Peut-être que nous serons peut-être un peu fatigués à la fin, mais ce n’est pas grave : parce que nous serons dans la joie. C’est cela la « grande épreuve » dont nous parlait la Première Lecture : « Ces gens vêtus de robe blanche, qui sont-ils, et d’où viennent-ils ? (…) Ils viennent de la grande épreuve. Ils ont lavé leurs robes, ils les ont blanchies dans le sang de l’Agneau. » Ils se sont laissé entraîner dans une ambition folle : ressembler à Dieu. Rien que cela !
Alors, ce que Jésus nous invite à faire, c’est de choisir d’être ambitieux, d’aimer sans compter, de la manière un peu paradoxale qui n’est pas tout à fait la manière du monde. Oui, pleurer avec ceux qui pleurent, avoir le cœur pur, simple, transparent. Être artisan de paix. Accepter la persécution. Avoir le cœur pauvre. Ce n’est pas la logique du monde ; mais, si nous choisissons cela, nous sommes sûrs d’une chose : c’est que le monde ne va pas aimer, et, que pour nous, ce ne sera pas confortable… Mais cela n’est pas grave, car le but dans la vie, ce n’est pas d’avoir une vie confortable. Notre but dans la vie, c’est d’être tout entier dans l’amour, dans la plus grande joie et le plus grand bonheur.
III – Rien n’est possible sans Jésus
Alors, tout cela, c’est un beau programme, nous l’avons vu. Et lorsque nous essayons de le mettre en œuvre, cela rate encore… parce que nous avons une petite tendance à compter sur nos propres forces. Et aimer sans mesure avec nos propres forces, cela ne marche pas. Il s’agit de nous appuyer sur Dieu, il s’agit de nous appuyer sur le Christ Jésus. Il se trouve qu’il y a quelques années maintenant, notre pape François a publié une petite exhortation apostolique ; et celle-ci commence par ces mots, et c’est donc son titre, : « Gaudete et Exultate ». Autrement dit, réjouissez-vous, soyez dans l’allégresse. Cela nous invite très concrètement à poser des actes d’amour chaque jour. Je vous la recommande, si vous ne l’avez pas lue. Cela coûte 4,50 euros, et on la trouve aussi sur internet. Très concrètement, il évoque les petits services rendus, les petites attentions à son mari, à sa femme, à ses parents, à ses voisins, aux gens qu’on croise dans la rue.
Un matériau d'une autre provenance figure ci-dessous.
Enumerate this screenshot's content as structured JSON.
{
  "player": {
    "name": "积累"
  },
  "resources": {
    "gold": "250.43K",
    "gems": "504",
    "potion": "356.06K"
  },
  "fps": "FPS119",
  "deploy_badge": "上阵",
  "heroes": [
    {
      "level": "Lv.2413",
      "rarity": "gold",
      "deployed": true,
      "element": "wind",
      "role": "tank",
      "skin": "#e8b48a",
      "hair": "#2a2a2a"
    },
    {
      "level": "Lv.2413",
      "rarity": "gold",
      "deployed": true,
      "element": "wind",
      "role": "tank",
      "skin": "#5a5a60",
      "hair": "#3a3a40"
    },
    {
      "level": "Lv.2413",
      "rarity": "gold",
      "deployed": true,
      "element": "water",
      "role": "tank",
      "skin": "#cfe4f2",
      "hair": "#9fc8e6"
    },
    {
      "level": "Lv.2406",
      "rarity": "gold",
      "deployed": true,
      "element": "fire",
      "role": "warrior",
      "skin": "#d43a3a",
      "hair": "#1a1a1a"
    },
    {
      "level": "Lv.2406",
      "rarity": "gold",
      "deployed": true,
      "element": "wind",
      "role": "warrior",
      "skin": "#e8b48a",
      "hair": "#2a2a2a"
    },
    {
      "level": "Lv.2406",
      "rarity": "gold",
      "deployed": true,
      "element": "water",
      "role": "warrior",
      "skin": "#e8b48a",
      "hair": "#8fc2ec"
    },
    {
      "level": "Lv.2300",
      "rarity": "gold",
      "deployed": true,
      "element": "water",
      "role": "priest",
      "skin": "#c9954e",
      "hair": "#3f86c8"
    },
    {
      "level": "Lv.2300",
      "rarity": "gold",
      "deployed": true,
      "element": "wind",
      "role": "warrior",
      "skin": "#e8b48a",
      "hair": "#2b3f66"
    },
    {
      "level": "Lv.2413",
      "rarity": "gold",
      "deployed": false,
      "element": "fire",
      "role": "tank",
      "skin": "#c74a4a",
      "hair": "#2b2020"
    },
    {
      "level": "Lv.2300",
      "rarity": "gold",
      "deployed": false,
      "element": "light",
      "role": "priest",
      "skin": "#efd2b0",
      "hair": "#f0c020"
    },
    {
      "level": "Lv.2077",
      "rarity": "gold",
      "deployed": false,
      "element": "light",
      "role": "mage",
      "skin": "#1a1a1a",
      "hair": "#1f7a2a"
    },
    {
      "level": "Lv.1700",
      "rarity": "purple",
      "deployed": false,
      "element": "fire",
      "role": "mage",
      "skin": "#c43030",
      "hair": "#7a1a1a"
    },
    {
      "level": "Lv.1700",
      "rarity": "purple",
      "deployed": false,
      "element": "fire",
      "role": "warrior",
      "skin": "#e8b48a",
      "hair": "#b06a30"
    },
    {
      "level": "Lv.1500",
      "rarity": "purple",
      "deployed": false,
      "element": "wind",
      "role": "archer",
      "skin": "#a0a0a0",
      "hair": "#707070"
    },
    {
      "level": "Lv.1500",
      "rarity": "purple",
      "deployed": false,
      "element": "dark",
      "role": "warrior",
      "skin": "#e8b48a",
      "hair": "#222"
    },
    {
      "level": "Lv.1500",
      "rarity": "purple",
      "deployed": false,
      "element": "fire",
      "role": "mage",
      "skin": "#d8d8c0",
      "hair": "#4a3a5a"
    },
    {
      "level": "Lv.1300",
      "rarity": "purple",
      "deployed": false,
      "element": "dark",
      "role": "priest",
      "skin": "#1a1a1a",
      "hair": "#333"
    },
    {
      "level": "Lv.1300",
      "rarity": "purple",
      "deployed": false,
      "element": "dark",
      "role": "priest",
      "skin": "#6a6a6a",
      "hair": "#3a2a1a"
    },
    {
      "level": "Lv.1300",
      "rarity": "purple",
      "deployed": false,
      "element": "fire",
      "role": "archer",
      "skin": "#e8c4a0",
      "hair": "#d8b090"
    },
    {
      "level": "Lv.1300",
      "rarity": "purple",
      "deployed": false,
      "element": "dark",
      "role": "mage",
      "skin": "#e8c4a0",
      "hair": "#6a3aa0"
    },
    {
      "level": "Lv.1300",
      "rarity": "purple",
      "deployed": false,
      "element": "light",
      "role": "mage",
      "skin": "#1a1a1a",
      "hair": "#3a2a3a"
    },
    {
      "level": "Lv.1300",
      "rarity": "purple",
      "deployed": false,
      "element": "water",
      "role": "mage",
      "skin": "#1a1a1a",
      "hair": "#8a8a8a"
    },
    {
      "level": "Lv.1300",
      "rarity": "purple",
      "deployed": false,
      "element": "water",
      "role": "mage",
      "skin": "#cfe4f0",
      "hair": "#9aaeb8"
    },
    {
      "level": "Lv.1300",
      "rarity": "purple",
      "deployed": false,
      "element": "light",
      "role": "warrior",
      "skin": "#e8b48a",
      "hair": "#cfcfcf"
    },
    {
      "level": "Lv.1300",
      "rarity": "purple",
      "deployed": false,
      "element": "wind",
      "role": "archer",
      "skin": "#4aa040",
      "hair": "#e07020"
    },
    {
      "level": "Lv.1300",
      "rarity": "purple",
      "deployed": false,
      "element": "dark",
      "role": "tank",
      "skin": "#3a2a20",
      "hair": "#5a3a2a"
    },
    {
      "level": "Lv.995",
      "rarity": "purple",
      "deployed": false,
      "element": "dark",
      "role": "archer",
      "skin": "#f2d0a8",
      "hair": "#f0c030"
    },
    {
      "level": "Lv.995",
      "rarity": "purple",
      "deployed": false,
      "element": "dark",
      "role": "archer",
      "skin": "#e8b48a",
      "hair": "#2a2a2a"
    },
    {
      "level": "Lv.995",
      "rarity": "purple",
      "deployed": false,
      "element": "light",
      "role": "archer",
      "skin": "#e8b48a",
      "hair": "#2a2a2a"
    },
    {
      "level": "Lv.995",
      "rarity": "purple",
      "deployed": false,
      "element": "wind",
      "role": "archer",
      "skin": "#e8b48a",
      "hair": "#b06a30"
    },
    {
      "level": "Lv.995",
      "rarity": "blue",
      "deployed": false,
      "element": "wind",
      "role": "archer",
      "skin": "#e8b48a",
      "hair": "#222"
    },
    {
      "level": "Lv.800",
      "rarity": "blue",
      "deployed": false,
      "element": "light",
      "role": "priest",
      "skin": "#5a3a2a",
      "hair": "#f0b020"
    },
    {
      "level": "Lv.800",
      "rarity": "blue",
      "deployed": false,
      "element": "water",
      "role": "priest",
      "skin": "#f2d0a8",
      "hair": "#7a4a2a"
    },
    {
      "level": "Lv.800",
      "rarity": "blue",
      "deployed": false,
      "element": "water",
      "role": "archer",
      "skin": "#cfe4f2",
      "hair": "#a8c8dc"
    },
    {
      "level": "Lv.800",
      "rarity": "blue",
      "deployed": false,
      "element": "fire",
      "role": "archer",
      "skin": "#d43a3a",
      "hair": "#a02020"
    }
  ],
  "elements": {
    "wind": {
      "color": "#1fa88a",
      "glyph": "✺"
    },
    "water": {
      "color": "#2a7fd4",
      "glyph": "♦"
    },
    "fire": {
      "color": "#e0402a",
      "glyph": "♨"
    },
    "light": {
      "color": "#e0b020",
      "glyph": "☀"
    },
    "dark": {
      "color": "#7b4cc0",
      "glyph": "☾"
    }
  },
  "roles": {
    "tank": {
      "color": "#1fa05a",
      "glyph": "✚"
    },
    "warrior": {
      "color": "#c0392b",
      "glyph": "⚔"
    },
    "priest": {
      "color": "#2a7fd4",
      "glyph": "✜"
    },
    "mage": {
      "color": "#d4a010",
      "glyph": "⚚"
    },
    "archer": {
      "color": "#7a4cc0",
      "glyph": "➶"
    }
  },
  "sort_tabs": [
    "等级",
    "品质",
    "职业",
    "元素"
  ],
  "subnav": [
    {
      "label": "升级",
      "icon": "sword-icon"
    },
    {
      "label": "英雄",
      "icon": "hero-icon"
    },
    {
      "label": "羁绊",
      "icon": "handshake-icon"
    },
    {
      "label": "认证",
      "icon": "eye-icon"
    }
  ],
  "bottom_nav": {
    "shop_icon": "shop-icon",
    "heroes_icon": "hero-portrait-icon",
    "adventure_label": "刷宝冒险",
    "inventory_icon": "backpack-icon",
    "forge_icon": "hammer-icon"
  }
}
Et il le fait en suivant le programme que sont les Béatitudes.
Mais « Gaudete et Exultate », « réjouissez-vous soyez dans l’allégresse », c’est la conclusion, non pas seulement de « Heureux les pauvres de cœurs », non pas seulement de « Heureux les doux », ou « Heureux les cœurs purs ». Non, c’est aussi la conclusion de « Heureux êtes-vous si on vous insulte, si l’on vous persécute, si l’on dit faussement toutes sortes de mal à cause de Moi ».
La vraie joie, le vrai bonheur, le plus grand amour, l’ambition pour laquelle nous sommes faits, ce que veut Dieu pour nous, tout cela passe par Jésus. Jésus. Jésus ! C’est Lui qu’il s’agit de mettre dans notre vie. Le saluer le matin, Lui parler le soir, être Son compagnon à toute heure et toute minute de la journée. Jésus qui nous enseigne, qui nous aime, Jésus qui meurt sur la Croix, Jésus qui nous sauve, qui ressuscite. Si nous voulons nous appuyer sur ce roc qu’est Jésus, pour entrer dans cette joie-là, il s’agit que nous Le regardions et que nous nous laissions regarder par Lui, que nous L’aimions, et que nous témoignions de Lui.